CVE-2022-28887 is a medium-severity Denial-of-Service (DoS) vulnerability affecting multiple F-Secure and WithSecure endpoint protection products across Windows, Mac, and Linux platforms, including F-Secure Linux Security (both 32-bit and 64-bit), F-Secure Atlant, and F-Secure Internet Gatekeeper. The vulnerability arises from a flaw in the aerdl.dll unpacker handler function within the scanning engine. Specifically, when processing certain inputs, this function can crash, leading to the scanning engine itself crashing. This crash results in a denial of service, temporarily disabling the endpoint protection capabilities of the affected product. The vulnerability is classified under CWE-404, which pertains to improper resource shutdown or release, indicating that the crash likely stems from mishandling of resources during unpacking operations. The CVSS v3.1 base score is 4.3 (medium), with vector AV:N/AC:L/PR:H/UI:R/S:U/C:L/I:L/A:L, meaning the attack requires network access, low attack complexity, high privileges, and user interaction, and impacts confidentiality, integrity, and availability to a limited extent. No known exploits are reported in the wild, and no patches have been linked in the provided data, suggesting that mitigation may rely on vendor updates or workarounds. The vulnerability affects all versions of the listed products, indicating a broad exposure for users of these endpoint solutions.

For European organizations, this vulnerability poses a risk of temporary disruption of endpoint protection services. Since the scanning engine can crash upon processing crafted inputs, attackers could exploit this to disable or degrade antivirus and endpoint security functions, potentially allowing malware or other threats to bypass detection during the downtime. This is particularly concerning for critical infrastructure, financial institutions, and enterprises with high security requirements that rely on F-Secure or WithSecure products for threat detection and prevention. The requirement for high privileges and user interaction limits the ease of exploitation but does not eliminate risk, especially in environments where privileged users might be targeted with social engineering or malicious files. The impact on confidentiality and integrity is limited but non-negligible, as disabling endpoint protection can facilitate further attacks. Availability is affected due to the DoS condition. Given the widespread use of these products in Europe, especially in Nordic countries where F-Secure has a strong market presence, the disruption potential is significant. However, the absence of known exploits and the medium severity rating suggest that immediate widespread attacks are unlikely but possible if attackers develop reliable exploit methods.

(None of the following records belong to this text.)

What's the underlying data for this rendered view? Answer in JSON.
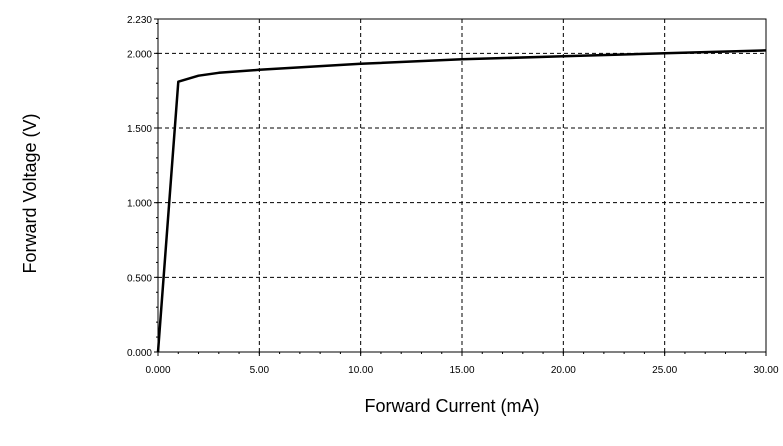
{
  "chart_data": {
    "type": "line",
    "title": "",
    "xlabel": "Forward Current (mA)",
    "ylabel": "Forward Voltage (V)",
    "xlim": [
      0,
      30
    ],
    "ylim": [
      0,
      2.23
    ],
    "grid": true,
    "grid_style": "dashed",
    "x_ticks": [
      0,
      5,
      10,
      15,
      20,
      25,
      30
    ],
    "x_tick_labels": [
      "0.000",
      "5.00",
      "10.00",
      "15.00",
      "20.00",
      "25.00",
      "30.00"
    ],
    "y_ticks": [
      0,
      0.5,
      1.0,
      1.5,
      2.0,
      2.23
    ],
    "y_tick_labels": [
      "0.000",
      "0.500",
      "1.000",
      "1.500",
      "2.000",
      "2.230"
    ],
    "series": [
      {
        "color": "#000000",
        "x": [
          0,
          1,
          1.5,
          2,
          3,
          5,
          10,
          15,
          20,
          25,
          30
        ],
        "y": [
          0,
          1.81,
          1.83,
          1.85,
          1.87,
          1.89,
          1.93,
          1.96,
          1.98,
          2.0,
          2.02
        ]
      }
    ]
  }
}
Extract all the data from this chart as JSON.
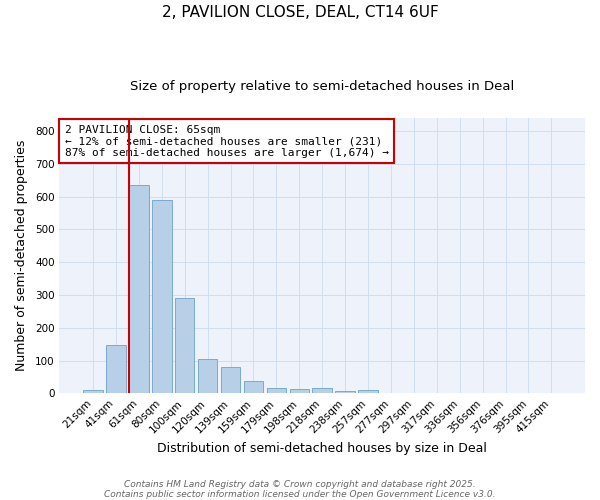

Organizations should prioritize applying any official patches or updates released by F-Secure and WithSecure addressing CVE-2022-28887 once available. In the absence of patches, administrators should monitor endpoint protection logs for unusual crashes or scanning engine restarts indicative of exploitation attempts. Restricting high-privilege user interactions with untrusted files can reduce the risk, as exploitation requires user interaction with malicious content. Network segmentation and strict access controls can limit exposure to crafted inputs from external sources. Additionally, implementing layered security controls such as endpoint detection and response (EDR) tools, network intrusion detection systems (NIDS), and robust email and web filtering can help detect and block malicious payloads attempting to trigger the vulnerability. Regular security awareness training for privileged users to recognize phishing or malicious files is also recommended. Finally, organizations should maintain incident response readiness to quickly restore endpoint protection services if a DoS condition occurs.